Wir folgten zwischen lichtem Unterholz einem unsichtbaren Pfad, der sich nur einem geübten Auge durch flach gedrückte Halme oder abgeknickte Zweige verraten hätte, und bogen schließlich um einen vorspringenden Felsen, hinter dem sich unser Ziel verbarg. Den großen Ballen dornigen Gestrüpps schoben wir beiseite, um eine halb verschüttete Stahltür freizulegen. Die Tür, vor der sich das Geröll eines Erdrutsches aufhäufte, wurde von einem armdicken Ast spaltbreit aufgehalten. Als wir uns über die dunkle Öffnung beugten, wehte uns schon der vertraute Geruch von verbotenen Abenteuern entgegen. Es war eine undefinierbare Mischung aus alter Zeit, Sternenstaub, Verrat und Hinterhalt. Behende schoben wir unsere schlacksigen Gestalten ins Innere, rutschten über eine kleine Sanddüne nach unten und kamen in dem lichtlosen Gang auf die Füße.
Es war eine glückliche Fügung gewesen, daß wir diesen unterirdischen Gang eines Tages auf unseren Streifzügen entdeckten, die uns in einer immer weiter um unsere Siedlung ausgreifenden Spirale hierher geführt hatten. Ebenerdig wäre das Gelände nämlich nicht zu betreten gewesen. Es wurde umschlossen von einer langgestreckten Reihe mannshoher Pylone, die unscheinbar wirkten, aber von denen es hieß, daß sie denjenigen, der es wagte, zwischen sie hindurchzutreten, augenblicklich grillen würden. Wir schenkten der Geschichte keinen Glauben, trotzdem wagten wir nicht, unser Glück herauszufordern. Oft stritten wir uns darüber, ob die tödliche Grenze dazu gedient hatte, Gefangene festzuhalten oder Eindringlinge fernzuhalten, und da wir uns nie einig wurden, gab es Geschichten, die mal die eine, mal die andere Auslegung favorisierten.

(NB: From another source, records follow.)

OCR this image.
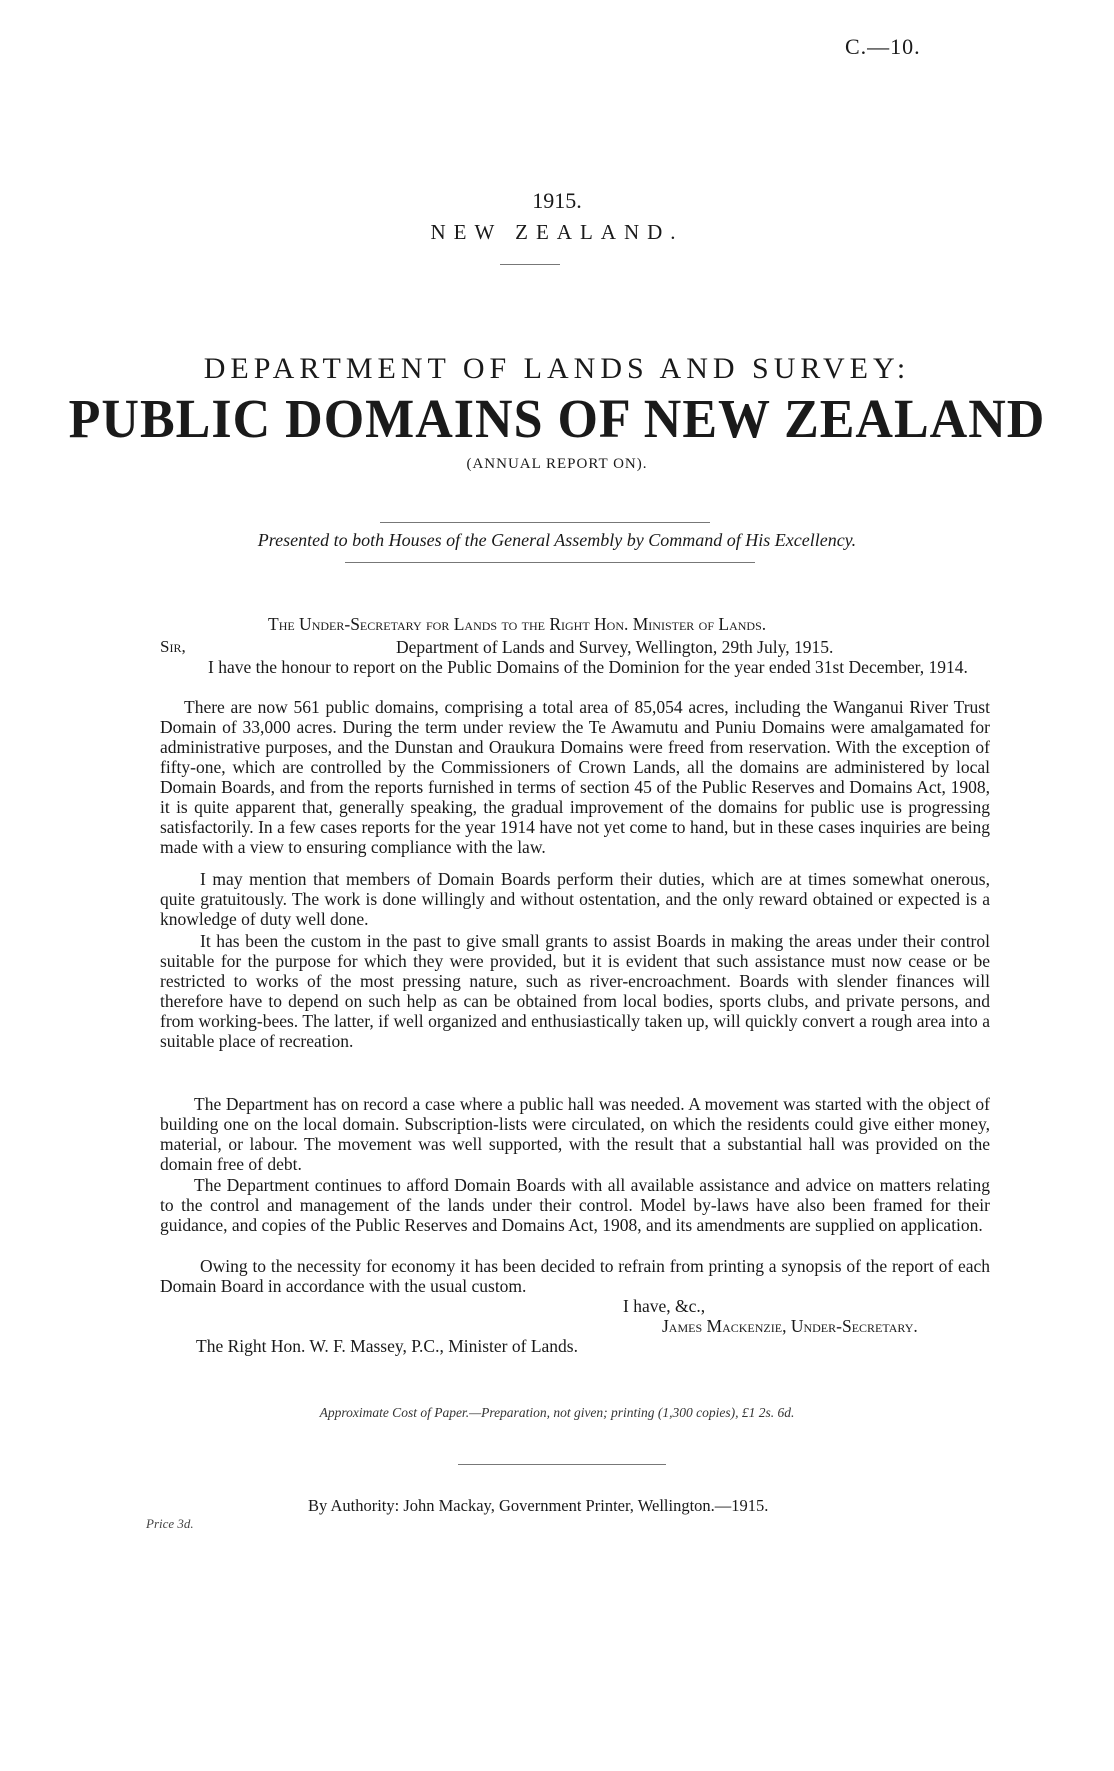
C.—10.
1915.
NEW ZEALAND.
DEPARTMENT OF LANDS AND SURVEY:
PUBLIC DOMAINS OF NEW ZEALAND
(ANNUAL REPORT ON).
Presented to both Houses of the General Assembly by Command of His Excellency.
The Under-Secretary for Lands to the Right Hon. Minister of Lands.
Sir,	Department of Lands and Survey, Wellington, 29th July, 1915.
I have the honour to report on the Public Domains of the Dominion for the year ended 31st December, 1914.
There are now 561 public domains, comprising a total area of 85,054 acres, including the Wanganui River Trust Domain of 33,000 acres. During the term under review the Te Awamutu and Puniu Domains were amalgamated for administrative purposes, and the Dunstan and Oraukura Domains were freed from reservation. With the exception of fifty-one, which are controlled by the Commissioners of Crown Lands, all the domains are administered by local Domain Boards, and from the reports furnished in terms of section 45 of the Public Reserves and Domains Act, 1908, it is quite apparent that, generally speaking, the gradual improvement of the domains for public use is progressing satisfactorily. In a few cases reports for the year 1914 have not yet come to hand, but in these cases inquiries are being made with a view to ensuring compliance with the law.
I may mention that members of Domain Boards perform their duties, which are at times somewhat onerous, quite gratuitously. The work is done willingly and without ostentation, and the only reward obtained or expected is a knowledge of duty well done.
It has been the custom in the past to give small grants to assist Boards in making the areas under their control suitable for the purpose for which they were provided, but it is evident that such assistance must now cease or be restricted to works of the most pressing nature, such as river-encroachment. Boards with slender finances will therefore have to depend on such help as can be obtained from local bodies, sports clubs, and private persons, and from working-bees. The latter, if well organized and enthusiastically taken up, will quickly convert a rough area into a suitable place of recreation.
The Department has on record a case where a public hall was needed. A movement was started with the object of building one on the local domain. Subscription-lists were circulated, on which the residents could give either money, material, or labour. The movement was well supported, with the result that a substantial hall was provided on the domain free of debt.
The Department continues to afford Domain Boards with all available assistance and advice on matters relating to the control and management of the lands under their control. Model by-laws have also been framed for their guidance, and copies of the Public Reserves and Domains Act, 1908, and its amendments are supplied on application.
Owing to the necessity for economy it has been decided to refrain from printing a synopsis of the report of each Domain Board in accordance with the usual custom.
I have, &c.,
James Mackenzie, Under-Secretary.
The Right Hon. W. F. Massey, P.C., Minister of Lands.
Approximate Cost of Paper.—Preparation, not given; printing (1,300 copies), £1 2s. 6d.
By Authority: John Mackay, Government Printer, Wellington.—1915.
Price 3d.
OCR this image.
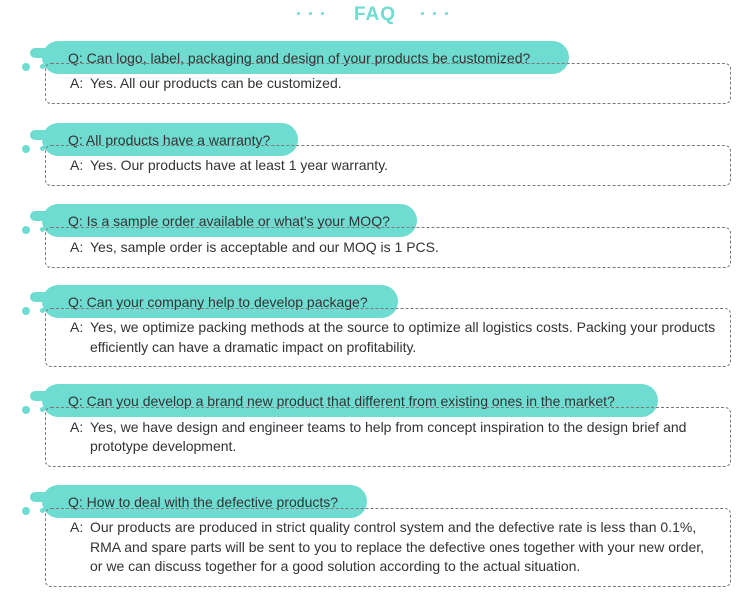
FAQ
Q: Can logo, label, packaging and design of your products be customized?
A: Yes. All our products can be customized.
Q: All products have a warranty?
A: Yes. Our products have at least 1 year warranty.
Q: Is a sample order available or what’s your MOQ?
A: Yes, sample order is acceptable and our MOQ is 1 PCS.
Q: Can your company help to develop package?
A: Yes, we optimize packing methods at the source to optimize all logistics costs. Packing your products efficiently can have a dramatic impact on profitability.
Q: Can you develop a brand new product that different from existing ones in the market?
A: Yes, we have design and engineer teams to help from concept inspiration to the design brief and prototype development.
Q: How to deal with the defective products?
A: Our products are produced in strict quality control system and the defective rate is less than 0.1%, RMA and spare parts will be sent to you to replace the defective ones together with your new order, or we can discuss together for a good solution according to the actual situation.
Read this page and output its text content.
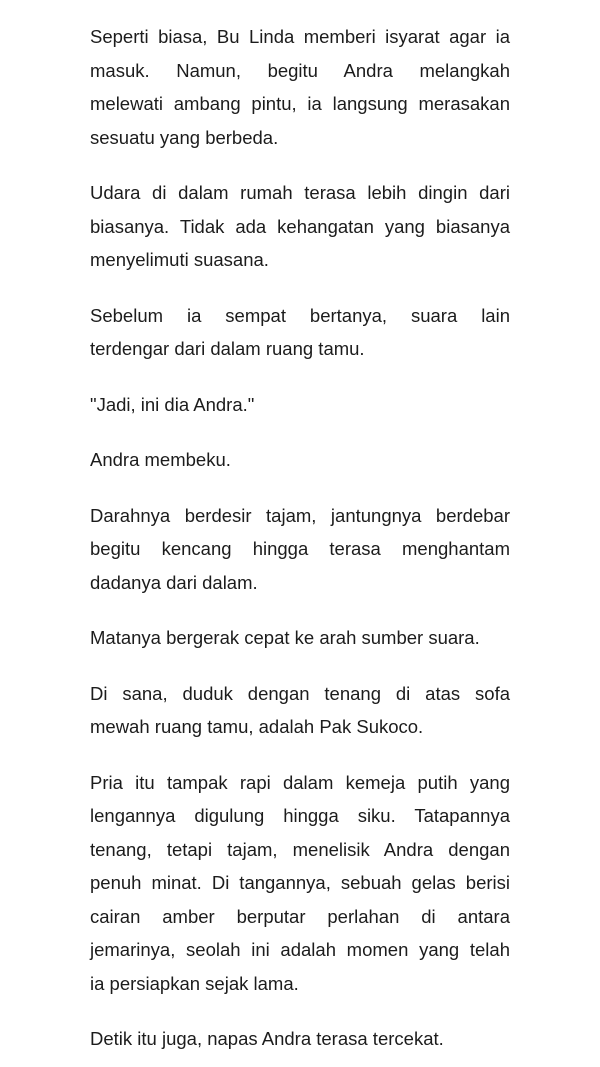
Seperti biasa, Bu Linda memberi isyarat agar ia
masuk. Namun, begitu Andra melangkah
melewati ambang pintu, ia langsung merasakan
sesuatu yang berbeda.
Udara di dalam rumah terasa lebih dingin dari
biasanya. Tidak ada kehangatan yang biasanya
menyelimuti suasana.
Sebelum ia sempat bertanya, suara lain
terdengar dari dalam ruang tamu.
"Jadi, ini dia Andra."
Andra membeku.
Darahnya berdesir tajam, jantungnya berdebar
begitu kencang hingga terasa menghantam
dadanya dari dalam.
Matanya bergerak cepat ke arah sumber suara.
Di sana, duduk dengan tenang di atas sofa
mewah ruang tamu, adalah Pak Sukoco.
Pria itu tampak rapi dalam kemeja putih yang
lengannya digulung hingga siku. Tatapannya
tenang, tetapi tajam, menelisik Andra dengan
penuh minat. Di tangannya, sebuah gelas berisi
cairan amber berputar perlahan di antara
jemarinya, seolah ini adalah momen yang telah
ia persiapkan sejak lama.
Detik itu juga, napas Andra terasa tercekat.
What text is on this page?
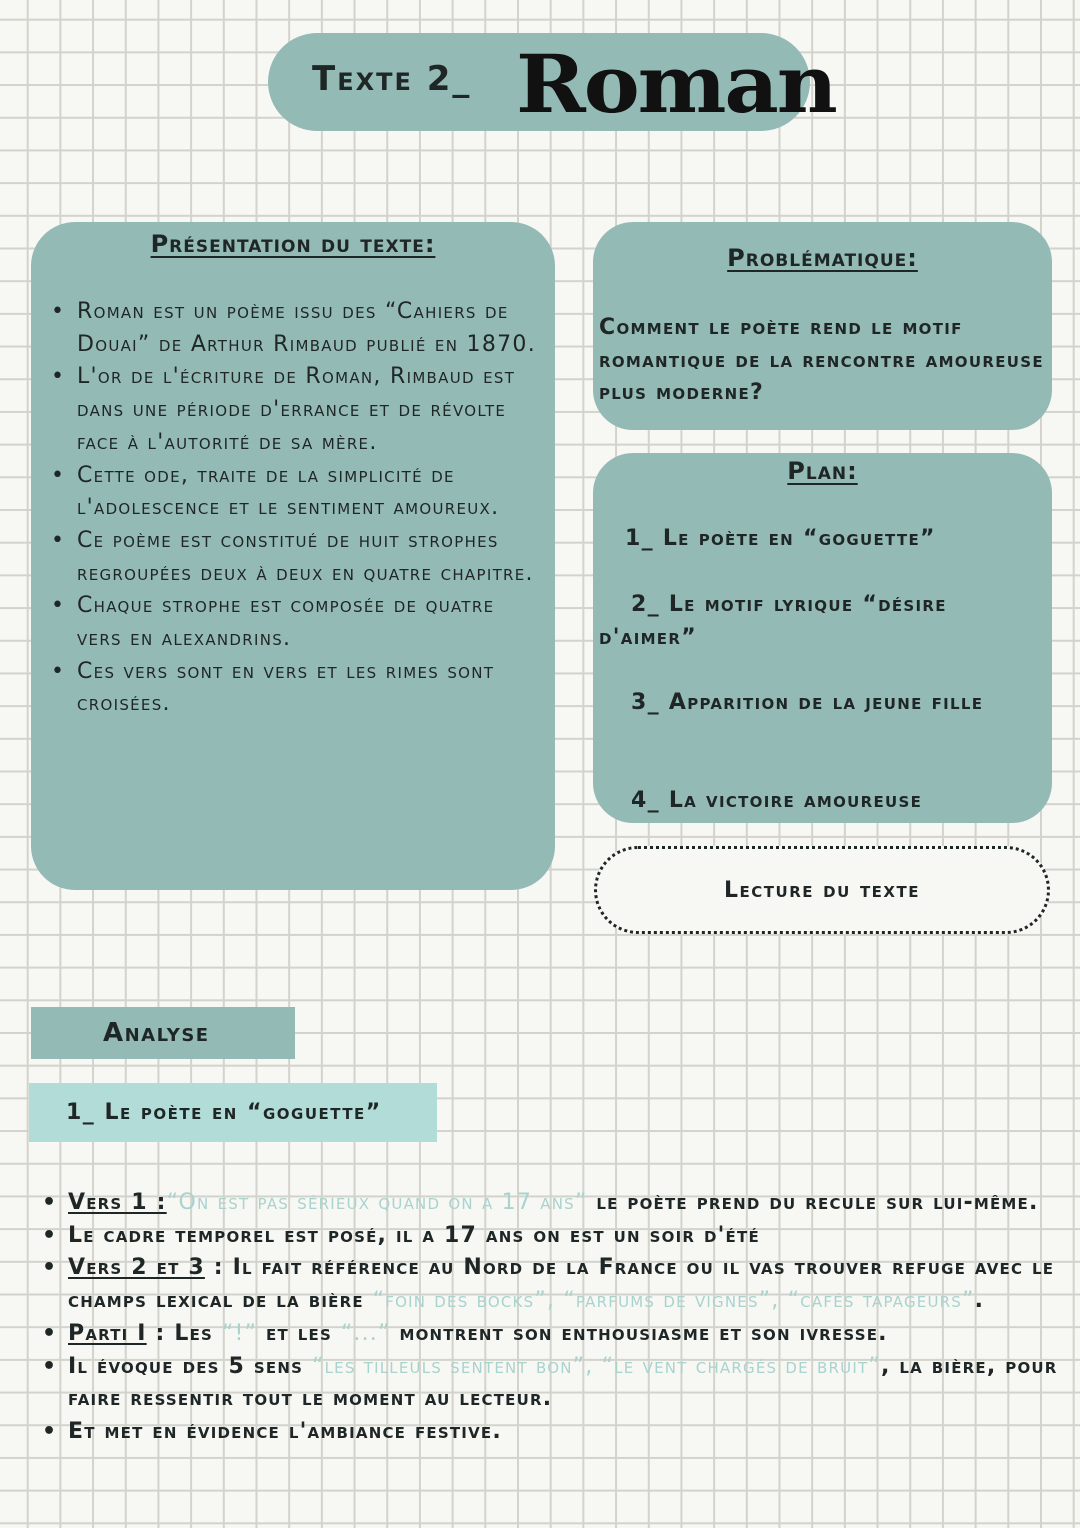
Texte 2_ Roman
Présentation du texte:
• Roman est un poème issu des “Cahiers de Douai” de Arthur Rimbaud publié en 1870.
• L'or de l'écriture de Roman, Rimbaud est dans une période d'errance et de révolte face à l'autorité de sa mère.
• Cette ode, traite de la simplicité de l'adolescence et le sentiment amoureux.
• Ce poème est constitué de huit strophes regroupées deux à deux en quatre chapitre.
• Chaque strophe est composée de quatre vers en alexandrins.
• Ces vers sont en vers et les rimes sont croisées.
Problématique:
Comment le poète rend le motif romantique de la rencontre amoureuse plus moderne?
Plan:
1_ Le poète en “goguette”
2_ Le motif lyrique “désire d'aimer”
3_ Apparition de la jeune fille
4_ La victoire amoureuse
Lecture du texte
Analyse
1_ Le poète en “goguette”
• Vers 1 :“On est pas sérieux quand on a 17 ans” le poète prend du recule sur lui-même.
• Le cadre temporel est posé, il a 17 ans on est un soir d'été
• Vers 2 et 3 : Il fait référence au Nord de la France ou il vas trouver refuge avec le champs lexical de la bière “foin des bocks”, “parfums de vignes”, “cafés tapageurs”.
• Parti I : Les “!” et les “...” montrent son enthousiasme et son ivresse.
• Il évoque des 5 sens “les tilleuls sentent bon”, “le vent chargés de bruit”, la bière, pour faire ressentir tout le moment au lecteur.
• Et met en évidence l'ambiance festive.
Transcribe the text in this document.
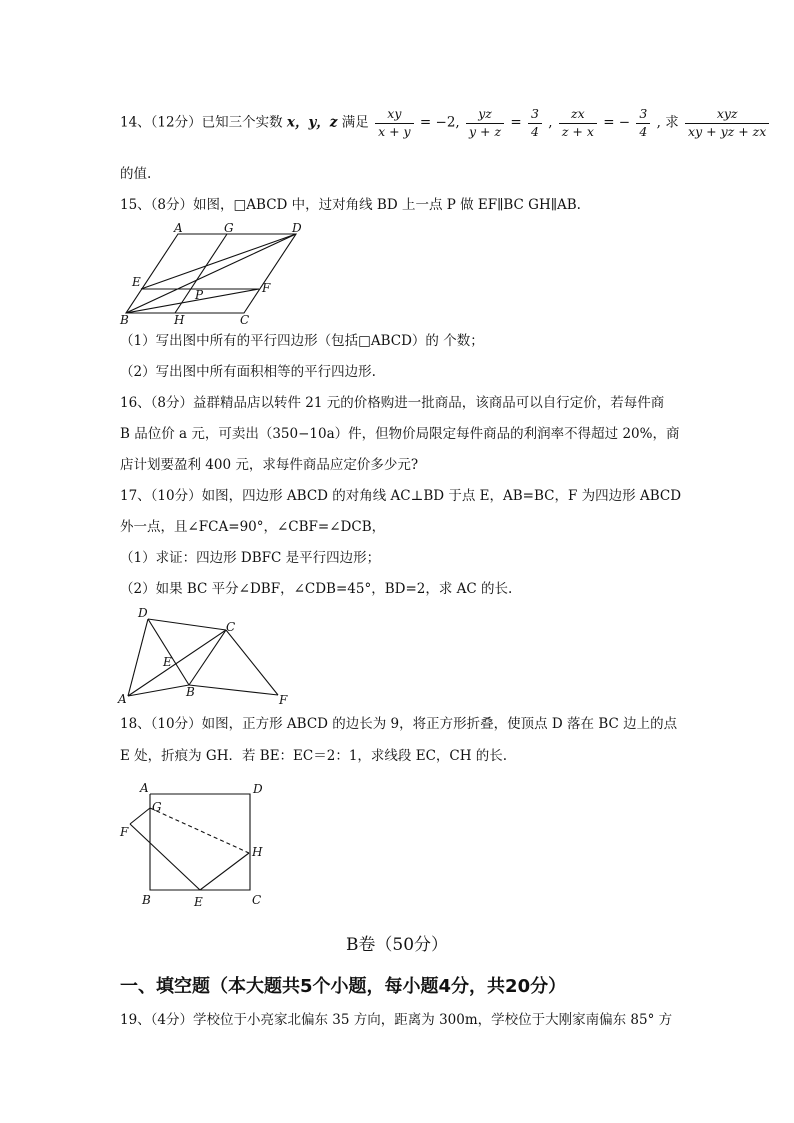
14、（12分）已知三个实数 x，y，z 满足 $\frac{xy}{x + y} = -2$, $\frac{yz}{y + z} = \frac{3}{4}$ , $\frac{zx}{z + x}$ = − $\frac{3}{4}$ , 求 $\frac{\text{xyz}}{xy + yz + zx}$
的值.
15、（8分）如图，□ABCD 中，过对角线 BD 上一点 P 做 EF∥BC GH∥AB.
A	G	D
E
P	F
B	H	C
（1）写出图中所有的平行四边形（包括□ABCD）的 个数；
（2）写出图中所有面积相等的平行四边形.
16、（8分）益群精品店以转件 21 元的价格购进一批商品，该商品可以自行定价，若每件商
B 品位价 a 元，可卖出（350−10a）件，但物价局限定每件商品的利润率不得超过 20%，商
店计划要盈利 400 元，求每件商品应定价多少元?
17、（10分）如图，四边形 ABCD 的对角线 AC⊥BD 于点 E，AB=BC，F 为四边形 ABCD
外一点，且∠FCA=90°，∠CBF=∠DCB，
（1）求证：四边形 DBFC 是平行四边形；
（2）如果 BC 平分∠DBF，∠CDB=45°，BD=2，求 AC 的长.
D
C
E
A	B
F
18、（10分）如图，正方形 ABCD 的边长为 9，将正方形折叠，使顶点 D 落在 BC 边上的点
E 处，折痕为 GH．若 BE：EC＝2：1，求线段 EC，CH 的长.
A	D
G
F
H
B	E	C
B卷（50分）
一、填空题（本大题共5个小题，每小题4分，共20分）
19、（4分）学校位于小亮家北偏东 35 方向，距离为 300m，学校位于大刚家南偏东 85° 方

Der Gang war eine lange Röhre mit kreisrundem Durchmesser, in der wir aufrecht stehen konnten, die gewölbte Wand fugenlos glatt. Die Lichtkegel unserer Lampen schälten Ausschnitte des vor uns liegenden Weges aus dem Dunkel.
Die zwei Sonnen standen bereits tief, ihr Licht blendete uns am anderen Ende des Tunnels. Es fiel durch die unregelmäßigen Öffnungen der Felswand, die sich über unseren Köpfen erhob. Von außen sah die in den Felsen geschlagene Architektur imposant aus – wie ein gigantischer Käse mit sauber ausgeschnittenen Löchern, in Größe und Form keines wie das andere –, und von innen gestattete sie uns einen Ausblick über die Landschaft des Planeten, der uns immer von neuem den Atem nahm. Die Strahlen des untergehenden Doppelstern streiften kurz hintereinander die Kristallgipfel der Berge, und Tausende von Prismen streuten Spektralfarben über die weite Landschaft und malten sie bunt.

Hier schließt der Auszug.